Geçtiğimiz hafta idamlar tartışılırken, sanki arada bir benzerlik varmış gibi, 12 Mart müdahalesinden sonra asılan Deniz Gezmiş, Hüseyin İnan, Yusuf Aslan'a da atıfta bulunuldu. Tabii ki idamlara karşıyız. O genç yaşta, tamamen vatan sevgisiyle hareket ettiğine inandığım delikanlıların hayatlarının bir darağacında sonlandırılması bugün herkesin yüreğini sızlatıyor. Ama bir siyasi kadro ile şiddet eylemine bulaşmış kişileri mukayese edemeyiz. Deniz Gezmiş'in örgütçü ve lider bir yapısı vardı. Öğrenci eylemleri içinde etkili bir şahsiyetti. Üniversite işgali ya da 6. Filo'daki Amerikan askerlerinin denize dökülmesi, diyelim ki kabul edilebilir ve müsamaha ile karşılanması gereken gençlik protestolarından biriydi Daha sonra Filistin'de, gerilla kamplarında eğitildi. Türk Halk Kurtuluş Ordusu'nu (THKO) Sinan Cemgil ve Hüseyin İnan ile birlikte kurdu. Ankara İş Bankası Emek Şubesi soygununu gerçekleştirdiler. Bilahare 4 ABD'li eri Balgat'taki Tuslog tesislerinden kaçırdılar. (Erler bilahare serbest bırakıldı) Gezmiş, Milli Demokratik Devrim (MDD) çizgisini benimsemişti. Bu görüşün devrimci öğrenciler arasında yayılmasında etkili oldu. Masa başından sokaklara çıkarak ve eylem yaparak sosyalist bir devrimin, sivil-asker-aydın işbirliğiyle gerçekleşeceğine inanıyordu. Zaten, Türk Ceza Kanunu'nun 146'ncı maddesinden, rejimi cebren değiştirmeye teşebbüsten yargılandı.

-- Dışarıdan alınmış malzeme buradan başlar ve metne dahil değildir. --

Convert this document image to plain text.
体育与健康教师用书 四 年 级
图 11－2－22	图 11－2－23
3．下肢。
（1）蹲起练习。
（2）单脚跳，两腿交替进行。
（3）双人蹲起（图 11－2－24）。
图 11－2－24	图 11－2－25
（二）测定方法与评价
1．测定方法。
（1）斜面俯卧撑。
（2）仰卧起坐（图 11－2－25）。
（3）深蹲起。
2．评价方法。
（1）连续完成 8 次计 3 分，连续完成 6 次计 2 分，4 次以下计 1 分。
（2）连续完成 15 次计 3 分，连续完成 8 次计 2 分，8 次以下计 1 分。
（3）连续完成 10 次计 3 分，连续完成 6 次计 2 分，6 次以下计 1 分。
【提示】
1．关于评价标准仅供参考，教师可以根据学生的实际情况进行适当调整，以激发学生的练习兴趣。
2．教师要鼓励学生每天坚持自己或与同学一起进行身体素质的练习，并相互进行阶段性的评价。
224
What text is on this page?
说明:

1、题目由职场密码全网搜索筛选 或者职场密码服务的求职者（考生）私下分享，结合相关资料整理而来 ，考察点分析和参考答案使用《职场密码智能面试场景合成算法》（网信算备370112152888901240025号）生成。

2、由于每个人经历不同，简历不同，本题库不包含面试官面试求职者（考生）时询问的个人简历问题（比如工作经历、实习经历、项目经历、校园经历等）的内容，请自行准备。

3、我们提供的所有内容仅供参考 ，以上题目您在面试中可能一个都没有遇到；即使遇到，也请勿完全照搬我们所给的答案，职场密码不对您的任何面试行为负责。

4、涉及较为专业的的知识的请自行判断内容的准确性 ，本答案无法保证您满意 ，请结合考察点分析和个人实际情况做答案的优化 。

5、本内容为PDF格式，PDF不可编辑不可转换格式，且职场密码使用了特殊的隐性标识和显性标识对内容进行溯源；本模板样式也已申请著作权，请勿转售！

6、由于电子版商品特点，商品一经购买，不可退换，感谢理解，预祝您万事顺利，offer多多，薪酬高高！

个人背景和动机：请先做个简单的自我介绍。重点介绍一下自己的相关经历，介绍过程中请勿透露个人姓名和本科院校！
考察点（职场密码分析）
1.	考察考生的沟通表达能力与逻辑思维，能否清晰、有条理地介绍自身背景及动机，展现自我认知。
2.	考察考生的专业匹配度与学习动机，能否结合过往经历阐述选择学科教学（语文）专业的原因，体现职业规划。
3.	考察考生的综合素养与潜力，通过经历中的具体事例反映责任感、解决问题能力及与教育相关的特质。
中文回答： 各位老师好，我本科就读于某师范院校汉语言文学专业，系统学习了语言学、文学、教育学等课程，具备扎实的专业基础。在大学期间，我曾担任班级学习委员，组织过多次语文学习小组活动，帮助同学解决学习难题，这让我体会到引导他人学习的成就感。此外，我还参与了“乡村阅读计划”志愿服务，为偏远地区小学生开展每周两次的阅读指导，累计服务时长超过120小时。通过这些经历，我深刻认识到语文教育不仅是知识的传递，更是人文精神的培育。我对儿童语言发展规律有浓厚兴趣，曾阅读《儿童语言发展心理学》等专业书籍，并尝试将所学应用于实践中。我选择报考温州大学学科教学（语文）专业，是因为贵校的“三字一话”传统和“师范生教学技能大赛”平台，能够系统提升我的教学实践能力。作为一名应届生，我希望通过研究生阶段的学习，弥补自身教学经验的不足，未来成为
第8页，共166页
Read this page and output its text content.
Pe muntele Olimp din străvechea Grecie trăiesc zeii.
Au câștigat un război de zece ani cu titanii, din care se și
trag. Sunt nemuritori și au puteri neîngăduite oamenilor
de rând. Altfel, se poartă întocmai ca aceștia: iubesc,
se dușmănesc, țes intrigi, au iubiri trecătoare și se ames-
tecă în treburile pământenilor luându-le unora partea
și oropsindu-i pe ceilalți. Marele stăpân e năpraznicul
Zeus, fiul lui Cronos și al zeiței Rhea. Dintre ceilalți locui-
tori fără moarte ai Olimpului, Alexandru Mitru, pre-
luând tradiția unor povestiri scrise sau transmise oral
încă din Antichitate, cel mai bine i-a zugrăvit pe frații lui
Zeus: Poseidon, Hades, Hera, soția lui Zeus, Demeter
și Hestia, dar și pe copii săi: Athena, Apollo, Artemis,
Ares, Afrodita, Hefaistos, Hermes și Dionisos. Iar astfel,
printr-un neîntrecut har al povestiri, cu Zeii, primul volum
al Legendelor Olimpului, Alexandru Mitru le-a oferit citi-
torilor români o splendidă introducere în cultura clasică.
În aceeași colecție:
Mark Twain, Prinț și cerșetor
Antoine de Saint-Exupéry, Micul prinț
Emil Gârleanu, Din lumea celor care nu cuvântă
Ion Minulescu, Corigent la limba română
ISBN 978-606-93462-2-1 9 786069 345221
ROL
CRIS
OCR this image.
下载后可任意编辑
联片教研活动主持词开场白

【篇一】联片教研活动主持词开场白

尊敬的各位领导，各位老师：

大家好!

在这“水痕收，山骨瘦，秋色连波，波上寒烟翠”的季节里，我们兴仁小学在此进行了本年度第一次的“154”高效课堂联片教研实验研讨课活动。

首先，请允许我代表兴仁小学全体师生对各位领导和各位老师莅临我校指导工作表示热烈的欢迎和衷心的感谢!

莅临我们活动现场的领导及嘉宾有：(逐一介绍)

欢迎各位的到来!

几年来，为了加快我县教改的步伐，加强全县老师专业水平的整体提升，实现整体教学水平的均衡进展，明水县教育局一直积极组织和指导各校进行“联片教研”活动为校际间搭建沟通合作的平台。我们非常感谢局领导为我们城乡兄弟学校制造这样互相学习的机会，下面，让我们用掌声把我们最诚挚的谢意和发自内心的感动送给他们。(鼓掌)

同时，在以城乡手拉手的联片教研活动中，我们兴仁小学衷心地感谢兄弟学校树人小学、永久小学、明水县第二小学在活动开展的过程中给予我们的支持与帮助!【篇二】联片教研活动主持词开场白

İdama karşı çıkabilirsiniz, "Bu üç genç çok ağır bedel ödedi" diyebilirsiniz. Ama bir siyasi kadronun yargılanmasını, Başbakan, Dışişleri ve Maliye bakanlarının asılmasını, Gezmiş, İnan ve Aslan'ın idamlarıyla karşılaştıramazsınız.
Menderes'in idamıyla Deniz Gezmiş'in idamını mukayese edenler var. Toptancı bir bakış açısı yanlış. O zaman neden sadece Deniz Gezmiş! 12 Eylül'de de pek çok genç asıldı. Siyasi bir kadronun yargılanması, Başbakan, Maliye ve Dışişleri bakanının asılması farklı değerlendirilmesi gereken bir uygulamadır.